Pada dasarnya, inti pokok paham Asy'ariyah adalah Sunnisme. Dalam hal ini, al-Asy`arî menuturkan bahwa ia mendukung dan menganut paham Ahl al-Hadits. Maka ada beberapa hal yang dianut oleh para pendukung Hadits dan Sunnah yaitu mengakui adanya Allah, para malaikat, kitab-kitab, rasul-rasul, segala apa yang datang dari Allah dan apa yang disampaikan oleh Rasulullah SAW, percaya terhadap Qadha dan Qadar Allah, dan mempercayai adanya Dajjal. Selain itu, juga mengharuskan untuk taat kepada imam atau pemimpin dan tidak memerdulikan pemimpin itu orang baik atau orang jahat.
Adapun pandangan-pandangan Asy'ariyah yang agaknya berbeda dengan Mu'tazilah[26], di antaranya ialah:
1.      Tentang Tuhan, bahwa Allah adalah Tuhan Yang Maha Esa. Allah berada di atas 'Arsy (Singgasana) dan Allah satu-satunya yang menciptakan segala sesuatu di bumi serta pemilik ilmu (pengetahuan).

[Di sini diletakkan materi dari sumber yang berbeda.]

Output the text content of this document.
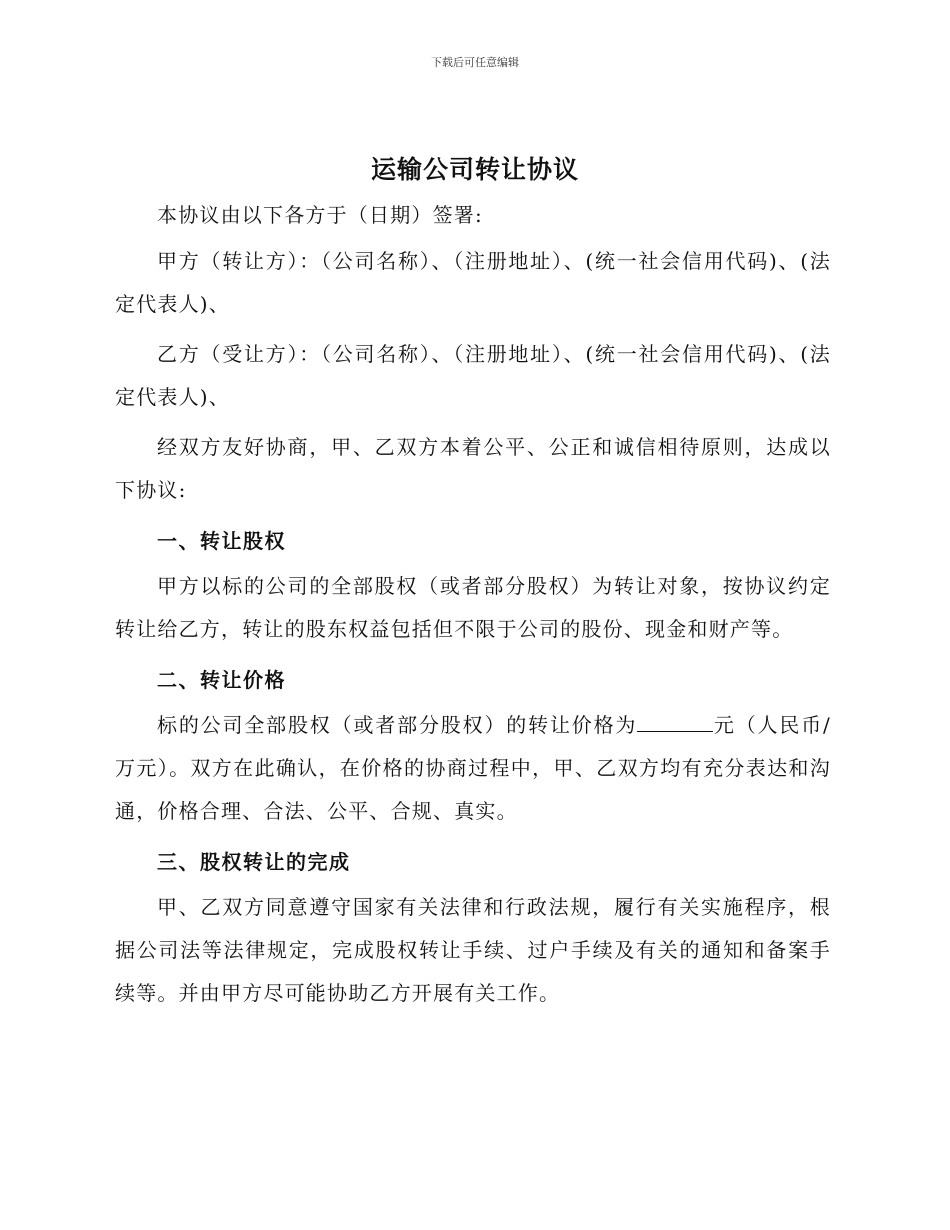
下载后可任意编辑
运输公司转让协议

本协议由以下各方于（日期）签署:

甲方（转让方）：（公司名称）、（注册地址）、(统一社会信用代码)、(法定代表人)、

乙方（受让方）：（公司名称）、（注册地址）、(统一社会信用代码)、(法定代表人)、

经双方友好协商，甲、乙双方本着公平、公正和诚信相待原则，达成以下协议:

一、转让股权

甲方以标的公司的全部股权（或者部分股权）为转让对象，按协议约定转让给乙方，转让的股东权益包括但不限于公司的股份、现金和财产等。

二、转让价格

标的公司全部股权（或者部分股权）的转让价格为	元（人民币/万元）。双方在此确认，在价格的协商过程中，甲、乙双方均有充分表达和沟通，价格合理、合法、公平、合规、真实。

三、股权转让的完成

甲、乙双方同意遵守国家有关法律和行政法规，履行有关实施程序，根据公司法等法律规定，完成股权转让手续、过户手续及有关的通知和备案手续等。并由甲方尽可能协助乙方开展有关工作。
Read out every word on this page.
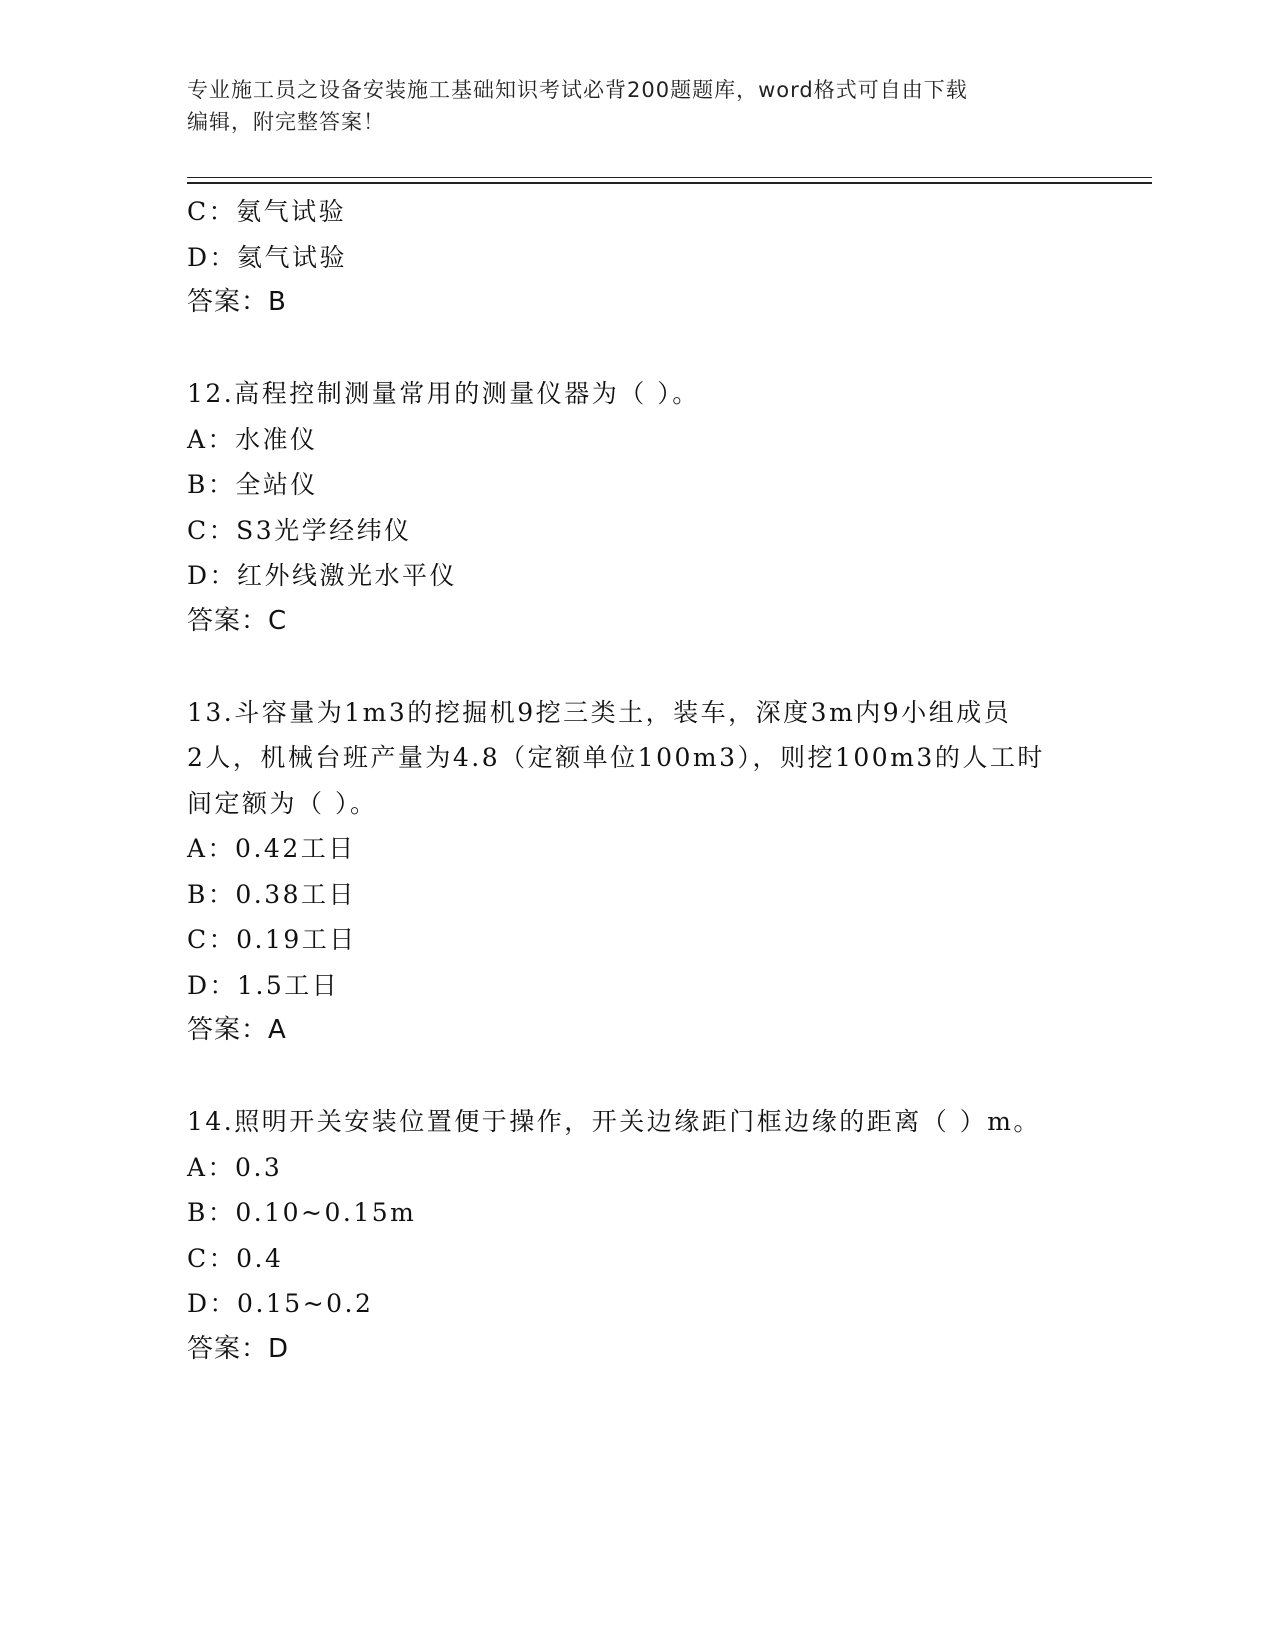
专业施工员之设备安装施工基础知识考试必背200题题库，word格式可自由下载
编辑，附完整答案！
C：氨气试验
D：氦气试验
答案：B
12.高程控制测量常用的测量仪器为（ ）。
A：水准仪
B：全站仪
C：S3光学经纬仪
D：红外线激光水平仪
答案：C
13.斗容量为1m3的挖掘机9挖三类土，装车，深度3m内9小组成员
2人，机械台班产量为4.8（定额单位100m3），则挖100m3的人工时
间定额为（ ）。
A：0.42工日
B：0.38工日
C：0.19工日
D：1.5工日
答案：A
14.照明开关安装位置便于操作，开关边缘距门框边缘的距离（ ）m。
A：0.3
B：0.10~0.15m
C：0.4
D：0.15~0.2
答案：D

Allah dapat dilihat nantinya di akhirat, memiliki sifat-sifat seperti berkuasa, melihat, mendengar dan lai-lain.
2.      Tentang al-Qur'an, yang merupakan Kalami Ilahi yang bukan makhluk dan bersifat Qadim.

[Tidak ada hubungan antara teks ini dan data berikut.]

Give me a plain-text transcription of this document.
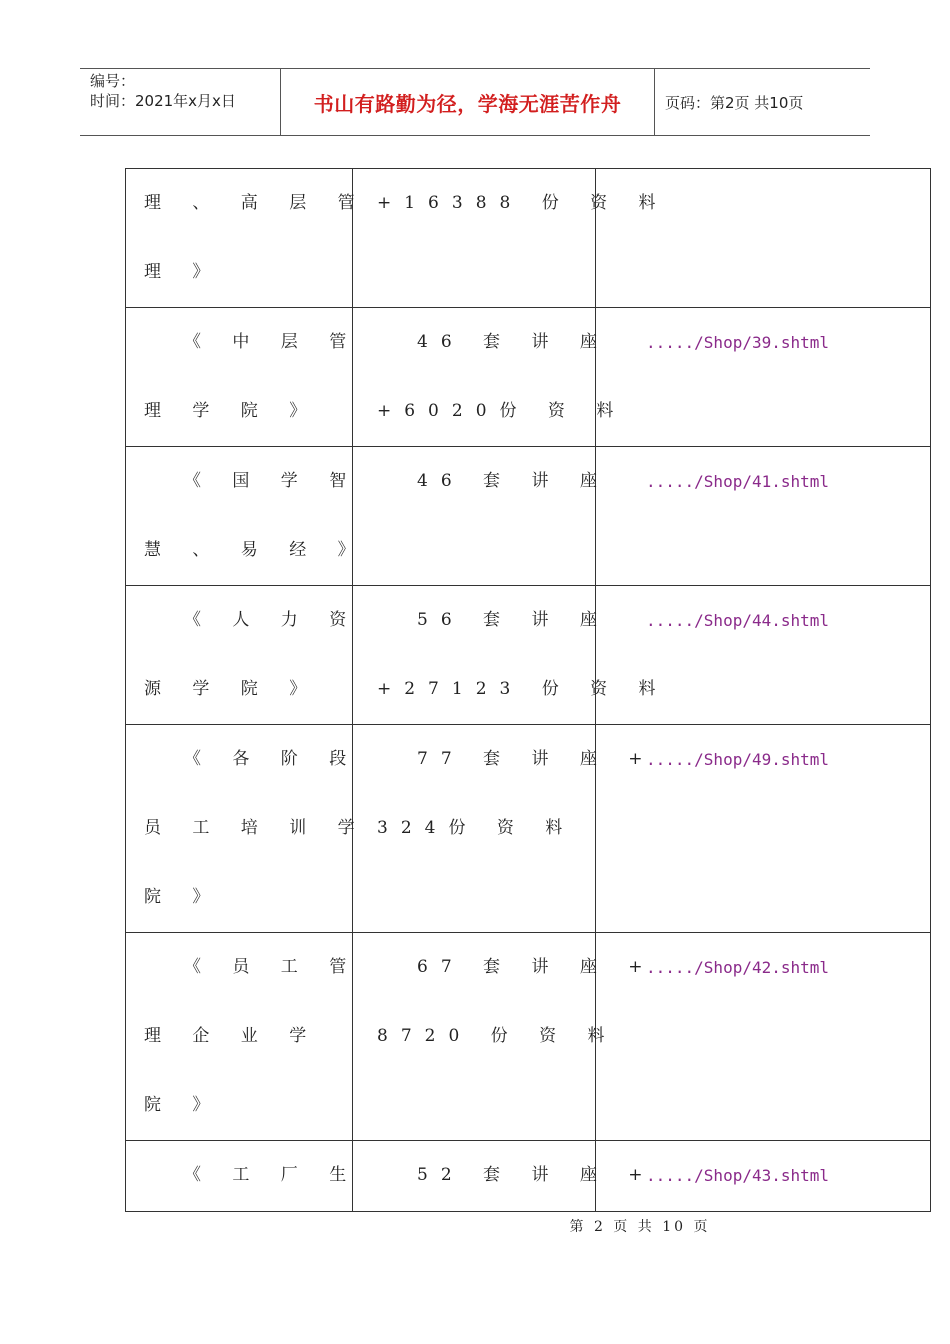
编号：
时间：2021年x月x日	书山有路勤为径，学海无涯苦作舟	页码：第2页 共10页
理 、 高 层 管
理 》	+16388 份 资 料	

《 中 层 管
理 学 院 》	46 套 讲 座
+6020份 资 料	...../Shop/39.shtml

《 国 学 智
慧 、 易 经 》	46 套 讲 座	...../Shop/41.shtml

《 人 力 资
源 学 院 》	56 套 讲 座
+27123 份 资 料	...../Shop/44.shtml

《 各 阶 段
员 工 培 训 学
院 》	77 套 讲 座 +
324份 资 料	...../Shop/49.shtml

《 员 工 管
理 企 业 学
院 》	67 套 讲 座 +
8720 份 资 料	...../Shop/42.shtml

《 工 厂 生	52 套 讲 座 +	...../Shop/43.shtml
第 2 页 共 10 页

3.      Tentang Manusia, kebaikan dan keburukan yang dilakukan oleh manusia itu merupakan kehendak dari-Nya maka semua perilaku mereka diciptakan oleh-Nya.
4.      Tentang pelaku dosa besar, bahwa seorang mukmin yang berdosa besar tidak pasti dihukumi masuk neraka dan tidak dikatakan kafir atau keluar dari keislamannya, karena Allah Maha Menerima Taubat dan Maha pengampun. Oleh karena itu, Asy'ariyah menolak konsep tentang posisi tengah (manzilah bainal manzilataini), sebab tidak mungkin pada diri seseorang tidak ada iman dan sekaligus tidak ada kafir. Harus dibedakan antara iman, kafir, dan perbuatan.
5.      Tentang anthropomorphisme, bahwa Allah mempunyai mata, tangan, mata dan sebagainya yang tidak dapat dikatakan bagaimana.
Selain yang tertera di atas, paham Asy'ariyah ini menentang paham keadilan Tuhan yang di bawa oleh kaum Mu'tazilah. Menurutnya, keadilan Tuhan terletak pada keyakinan bahwa Tuhan berkuasa mutlak dan berkehendak mutlak. Apa pun yang dilakukan Allah adalah adil. Dengan demikian ia tidak setuju dengan konsep janji dan ancaman (al-wa’d wa al-wa’id).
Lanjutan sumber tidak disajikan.